Why men have nipples is a fascinating conundrum. The short answer to the question of "why do guys have nipples?" is that all fetuses begin as female, and develop certain female characteristics. The long answer involves testosterone, natural selection, and body chemistry.
Males Originally Follow A Female BlueprintPhoto: Andrzej Skawina/Antoni Marsinek MD / Wikimedia Commons / CC BY-SA 3.0
In the first four weeks of development in the womb, human embryos follow a sort of genetic and developmental blueprint - essentially, a female one. During those four weeks, a fetus will begin to grow like a female, regardless of what sex and gender it turns out to be.

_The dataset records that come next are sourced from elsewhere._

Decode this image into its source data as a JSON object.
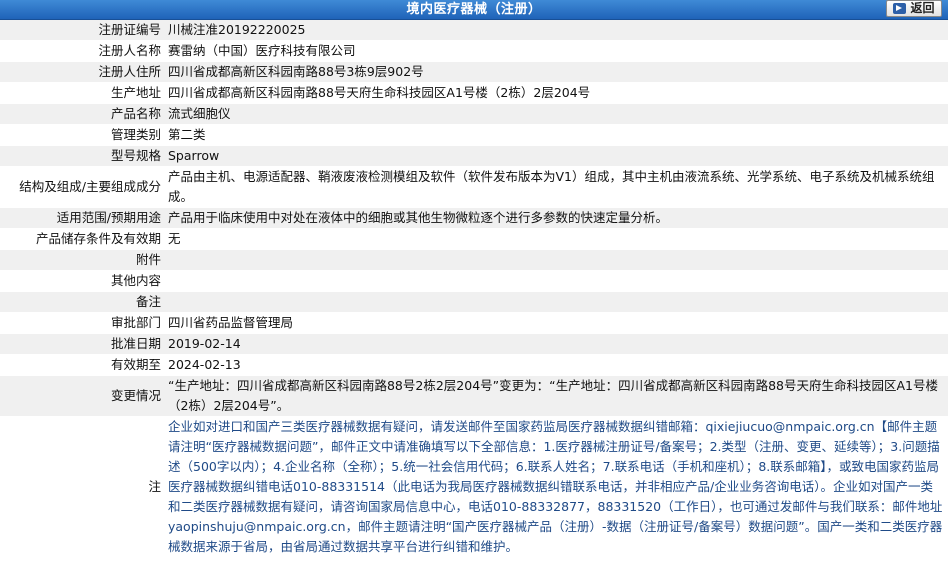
{
  "header": {
    "title": "境内医疗器械（注册）",
    "back_label": "返回"
  },
  "rows": [
    {
      "label": "注册证编号",
      "value": "川械注准20192220025"
    },
    {
      "label": "注册人名称",
      "value": "赛雷纳（中国）医疗科技有限公司"
    },
    {
      "label": "注册人住所",
      "value": "四川省成都高新区科园南路88号3栋9层902号"
    },
    {
      "label": "生产地址",
      "value": "四川省成都高新区科园南路88号天府生命科技园区A1号楼（2栋）2层204号"
    },
    {
      "label": "产品名称",
      "value": "流式细胞仪"
    },
    {
      "label": "管理类别",
      "value": "第二类"
    },
    {
      "label": "型号规格",
      "value": "Sparrow"
    },
    {
      "label": "结构及组成/主要组成成分",
      "value": "产品由主机、电源适配器、鞘液废液检测模组及软件（软件发布版本为V1）组成，其中主机由液流系统、光学系统、电子系统及机械系统组成。"
    },
    {
      "label": "适用范围/预期用途",
      "value": "产品用于临床使用中对处在液体中的细胞或其他生物微粒逐个进行多参数的快速定量分析。"
    },
    {
      "label": "产品储存条件及有效期",
      "value": "无"
    },
    {
      "label": "附件",
      "value": ""
    },
    {
      "label": "其他内容",
      "value": ""
    },
    {
      "label": "备注",
      "value": ""
    },
    {
      "label": "审批部门",
      "value": "四川省药品监督管理局"
    },
    {
      "label": "批准日期",
      "value": "2019-02-14"
    },
    {
      "label": "有效期至",
      "value": "2024-02-13"
    },
    {
      "label": "变更情况",
      "value": "“生产地址：四川省成都高新区科园南路88号2栋2层204号”变更为：“生产地址：四川省成都高新区科园南路88号天府生命科技园区A1号楼（2栋）2层204号”。"
    }
  ],
  "note": {
    "label": "注",
    "text": "企业如对进口和国产三类医疗器械数据有疑问，请发送邮件至国家药监局医疗器械数据纠错邮箱：qixiejiucuo@nmpaic.org.cn【邮件主题请注明“医疗器械数据问题”，邮件正文中请准确填写以下全部信息：1.医疗器械注册证号/备案号；2.类型（注册、变更、延续等）；3.问题描述（500字以内）；4.企业名称（全称）；5.统一社会信用代码；6.联系人姓名；7.联系电话（手机和座机）；8.联系邮箱】，或致电国家药监局医疗器械数据纠错电话010-88331514（此电话为我局医疗器械数据纠错联系电话，并非相应产品/企业业务咨询电话）。企业如对国产一类和二类医疗器械数据有疑问，请咨询国家局信息中心，电话010-88332877，88331520（工作日），也可通过发邮件与我们联系：邮件地址yaopinshuju@nmpaic.org.cn，邮件主题请注明“国产医疗器械产品（注册）-数据（注册证号/备案号）数据问题”。国产一类和二类医疗器械数据来源于省局，由省局通过数据共享平台进行纠错和维护。"
  },
  "colors": {
    "header_bg": "#2a6fc4",
    "row_alt_bg": "#f0f0f0",
    "note_text": "#1f4a87"
  },
  "icons": {
    "back": "back-arrow-icon"
  }
}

At week four, the Y chromosome begins to kick in, and the fetus becomes male. Before then, the baby has already started to develop some female characteristics, including nipples.
Males Develop Milk Lines Before Chromosomes Kick In
As a fetus grows in the womb, one of the first things it develops are milk lines that run from the upper torso to the lower abdomen. These milk lines actually develop before either the XX chromosomes or the XY chromosomes kick in.

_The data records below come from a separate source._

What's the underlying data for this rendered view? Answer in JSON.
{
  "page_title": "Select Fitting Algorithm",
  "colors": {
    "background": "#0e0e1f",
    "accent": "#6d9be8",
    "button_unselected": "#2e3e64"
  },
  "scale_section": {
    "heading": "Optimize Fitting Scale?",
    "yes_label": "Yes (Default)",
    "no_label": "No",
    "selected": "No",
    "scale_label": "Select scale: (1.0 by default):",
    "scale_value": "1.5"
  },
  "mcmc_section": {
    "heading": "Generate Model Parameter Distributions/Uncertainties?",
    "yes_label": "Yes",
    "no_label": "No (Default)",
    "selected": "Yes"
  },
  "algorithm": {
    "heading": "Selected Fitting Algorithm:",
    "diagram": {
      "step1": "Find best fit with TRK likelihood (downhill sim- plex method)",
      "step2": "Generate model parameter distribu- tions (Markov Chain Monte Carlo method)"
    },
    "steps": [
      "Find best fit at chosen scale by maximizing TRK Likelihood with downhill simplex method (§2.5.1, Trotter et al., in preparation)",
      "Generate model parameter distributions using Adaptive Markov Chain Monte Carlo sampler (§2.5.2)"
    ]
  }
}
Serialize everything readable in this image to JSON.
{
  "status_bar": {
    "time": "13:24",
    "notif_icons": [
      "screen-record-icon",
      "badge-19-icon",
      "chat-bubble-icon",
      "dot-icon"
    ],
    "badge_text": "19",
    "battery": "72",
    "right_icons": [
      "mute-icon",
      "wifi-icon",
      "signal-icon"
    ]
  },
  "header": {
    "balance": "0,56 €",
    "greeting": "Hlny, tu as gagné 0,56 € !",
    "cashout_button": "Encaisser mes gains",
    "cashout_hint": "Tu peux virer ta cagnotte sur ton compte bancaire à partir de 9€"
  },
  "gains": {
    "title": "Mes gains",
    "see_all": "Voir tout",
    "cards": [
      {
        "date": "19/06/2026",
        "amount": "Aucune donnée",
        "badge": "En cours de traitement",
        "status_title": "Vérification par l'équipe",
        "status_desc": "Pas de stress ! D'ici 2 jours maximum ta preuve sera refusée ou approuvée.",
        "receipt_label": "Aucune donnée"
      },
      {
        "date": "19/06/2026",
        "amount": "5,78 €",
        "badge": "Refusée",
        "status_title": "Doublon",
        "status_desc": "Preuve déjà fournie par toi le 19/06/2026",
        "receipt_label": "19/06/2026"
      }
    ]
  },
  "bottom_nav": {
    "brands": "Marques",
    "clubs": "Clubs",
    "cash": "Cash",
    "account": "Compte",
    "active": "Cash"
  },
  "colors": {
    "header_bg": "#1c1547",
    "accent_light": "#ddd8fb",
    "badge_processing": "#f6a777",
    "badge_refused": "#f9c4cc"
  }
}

Once chromosomes are in play, the milk lines begin to recede. The baby is then then left with a noticeable mark where the milk lines once extended to, as well as milk-producing glands called lobules. Females eventually develop breasts. Males just get a pair of nipples.
Testosterone In The Womb Makes Nipples Smaller
The presence of testosterone in the womb spurs the fetus's body to shrink those milk lines and breast tissue. The Y chromosome begins to change the genetic activity in a male's cells, particularly in his genitals and brain.
These changes impede any further development in the nipples and mammary papillae (the breasts), and even begin to shrink them somewhat. However, a fetus's body doesn't produce enough testosterone to make nipples go away or shrink to an unnoticeable size. So, all babies are born with nipples, regardless of sex.
Some Newborn Boys Lactate
It seems like a reasonable assumption that men's nipples are completely non-functioning. But that's not the always the case. Mothers have a hormone called prolactin, which helps them with breast milk development. This hormone can pass from the mom into the baby via the placenta. When this happens, babies' bodies might try to lactate as well. Some newborn boys will begin to leak milk from their nipples, in a phenomenon known as "witch's milk."
This can also happen later in life as well, but in that case male lactation is usually linked with hormone imbalance or illness.
Men Can Sometimes Breastfeed
For a while, scientists and historians theorized that early human males nursed their young just as often as human females, and that's why human males have nipples. While this idea has been widely rejected, there are communities where males do nurse. An African pygmy tribe, the Aka, has documented cases of males nursing babies. Men have also been known to begin nursing their children after their wife has died.
However, these cases are rare, because male nipples are typically not equipped to create milk and support a baby. But cuddling or spending time with a baby has been shown to increase the amount of prolactin males produce while cutting down on their testosterone. This allows males to develop their nipples into effective breasts.
Men Are More Likely to Have Extra NipplesPhoto: Internet Archive Book Images / Flickr / Public Domain
Humans can be born with extra nipples, and it tends to happen more often to males than females. By some counts, the rate of increased nipple growth is one in every forty newborn babies. These bonus nipples often show up on the left side of male bodies, and tend to be small and underdeveloped. They are usually harmless, and can be easily removed.